The music industry just entered its AI era with a little more swagger than usual. Universal Music Group, Sony Music, and Warner Music Group, the Big Three, have all quietly handed over pieces of their iconic catalogs to Klay, an AI-powered music streaming startup that’s basically trying to be Spotify… but with a remix superpower. …

The music industry just entered its AI era with a little more swagger than usual. Universal Music Group, Sony Music, and Warner Music Group, the Big Three, have all quietly handed over pieces of their iconic catalogs to Klay, an AI-powered music streaming startup that’s basically trying to be Spotify… but with a remix superpower. According to Reuter, Klay has secured licenses to thousands of songs, making it the first AI music platform to pull off a clean sweep of all three major labels. Not bad for a startup that’s still warming up its vocals.

Klay’s pitch is simple but wild: you can stream your favourite songs the normal way, but you can also use AI to reimagine them, flip a pop hit into a reggae groove, turn a heartbreak ballad into drill, or give a classic highlife track a trap makeover. It’s the kind of thing Gen Z is already doing on TikTok, except now the labels are actually in on it instead of calling their lawyers.

Part of the reason this partnership is raising eyebrows is that Klay is packaging itself as the “ethical” AI kid on the block, promising creators and rights-holders full control over how their music is used, how the AI is trained, and how royalties flow. Universal even doubled down on this, calling their collaboration with Klay a way to build AI models that respect artist rights instead of scraping the internet like some of the messier startups out there. Considering the industry has been in and out of courtrooms with Udio and Suno over copyright headaches, this move feels very “if you can’t beat them, at least partner with the one that won’t get you sued.”

It also helps that Klay’s leadership team has the right blend of music brains and AI muscle, from CEO Ary Attie, a producer with tech chops, to former Sony Music exec Thomas Hesse, and even ex-Google DeepMind researcher Bjorn Winckler. In other words, not the usual “two bros and a laptop” energy you get from typical AI startups.

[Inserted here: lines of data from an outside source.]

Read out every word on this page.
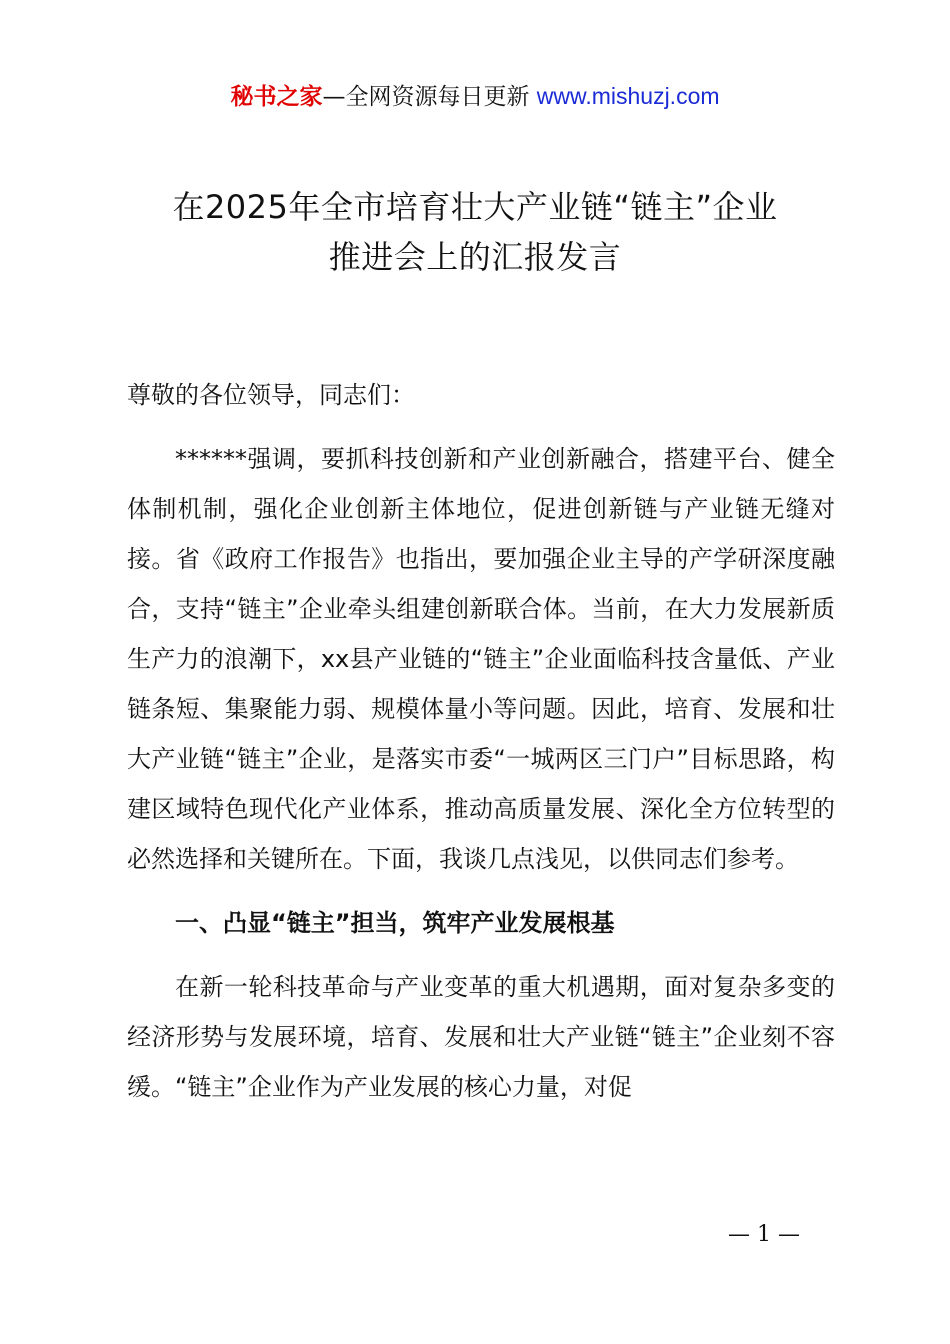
秘书之家—全网资源每日更新 www.mishuzj.com
在2025年全市培育壮大产业链“链主”企业
推进会上的汇报发言

尊敬的各位领导，同志们：

******强调，要抓科技创新和产业创新融合，搭建平台、健全体制机制，强化企业创新主体地位，促进创新链与产业链无缝对接。省《政府工作报告》也指出，要加强企业主导的产学研深度融合，支持“链主”企业牵头组建创新联合体。当前，在大力发展新质生产力的浪潮下，xx县产业链的“链主”企业面临科技含量低、产业链条短、集聚能力弱、规模体量小等问题。因此，培育、发展和壮大产业链“链主”企业，是落实市委“一城两区三门户”目标思路，构建区域特色现代化产业体系，推动高质量发展、深化全方位转型的必然选择和关键所在。下面，我谈几点浅见，以供同志们参考。

一、凸显“链主”担当，筑牢产业发展根基

在新一轮科技革命与产业变革的重大机遇期，面对复杂多变的经济形势与发展环境，培育、发展和壮大产业链“链主”企业刻不容缓。“链主”企业作为产业发展的核心力量，对促

— 1 —
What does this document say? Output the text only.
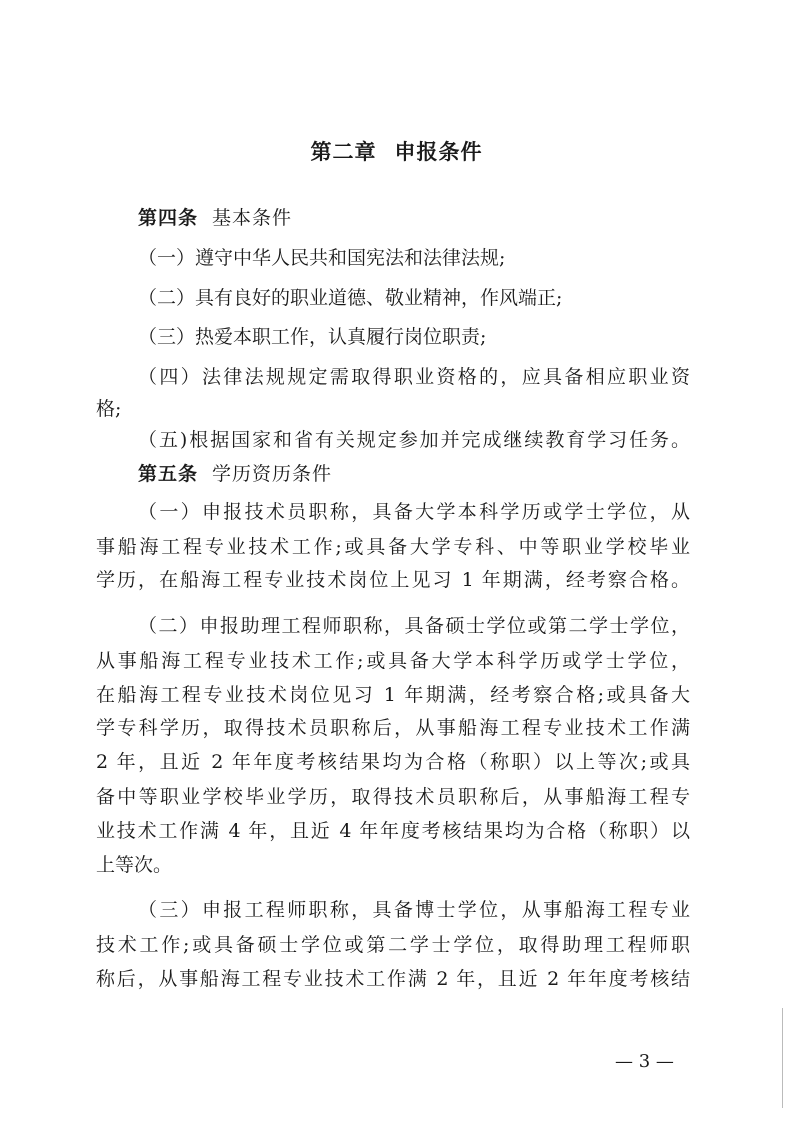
第二章 申报条件
第四条 基本条件
（一）遵守中华人民共和国宪法和法律法规;
（二）具有良好的职业道德、敬业精神，作风端正;
（三）热爱本职工作，认真履行岗位职责;
（四）法律法规规定需取得职业资格的，应具备相应职业资
格;
（五)根据国家和省有关规定参加并完成继续教育学习任务。
第五条 学历资历条件
（一）申报技术员职称，具备大学本科学历或学士学位，从
事船海工程专业技术工作;或具备大学专科、中等职业学校毕业
学历，在船海工程专业技术岗位上见习 1 年期满，经考察合格。
（二）申报助理工程师职称，具备硕士学位或第二学士学位，
从事船海工程专业技术工作;或具备大学本科学历或学士学位，
在船海工程专业技术岗位见习 1 年期满，经考察合格;或具备大
学专科学历，取得技术员职称后，从事船海工程专业技术工作满
2 年，且近 2 年年度考核结果均为合格（称职）以上等次;或具
备中等职业学校毕业学历，取得技术员职称后，从事船海工程专
业技术工作满 4 年，且近 4 年年度考核结果均为合格（称职）以
上等次。
（三）申报工程师职称，具备博士学位，从事船海工程专业
技术工作;或具备硕士学位或第二学士学位，取得助理工程师职
称后，从事船海工程专业技术工作满 2 年，且近 2 年年度考核结
— 3 —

Meanwhile, Warner Music just wrapped up a legal battle with Udio and is now plotting a licensed AI-powered music creation platform of its own for 2026. So, while everyone publicly panics about AI cloning Drake’s voice or making Rihanna sing things she never approved, the labels themselves are clearly cooking something bigger behind the scenes, and Klay is step one.

All of this could reshape how artists make money. Instead of relying solely on streams, musicians could earn from AI-powered remakes, training licenses, and fan-generated spinoffs of their work. It’s a future where your favourite song doesn’t just get played, it gets reinvented, remixed, re-styled, and reimagined, with the original artist still getting their flowers (and their cheques).

Of course, there are still big questions. How do you split royalties when an AI remix uses ten percent of a song’s original DNA? Will fans embrace AI-made versions the same way they do human-made covers? And can Klay scale this fantasy without getting tangled in global licensing chaos? Time will tell.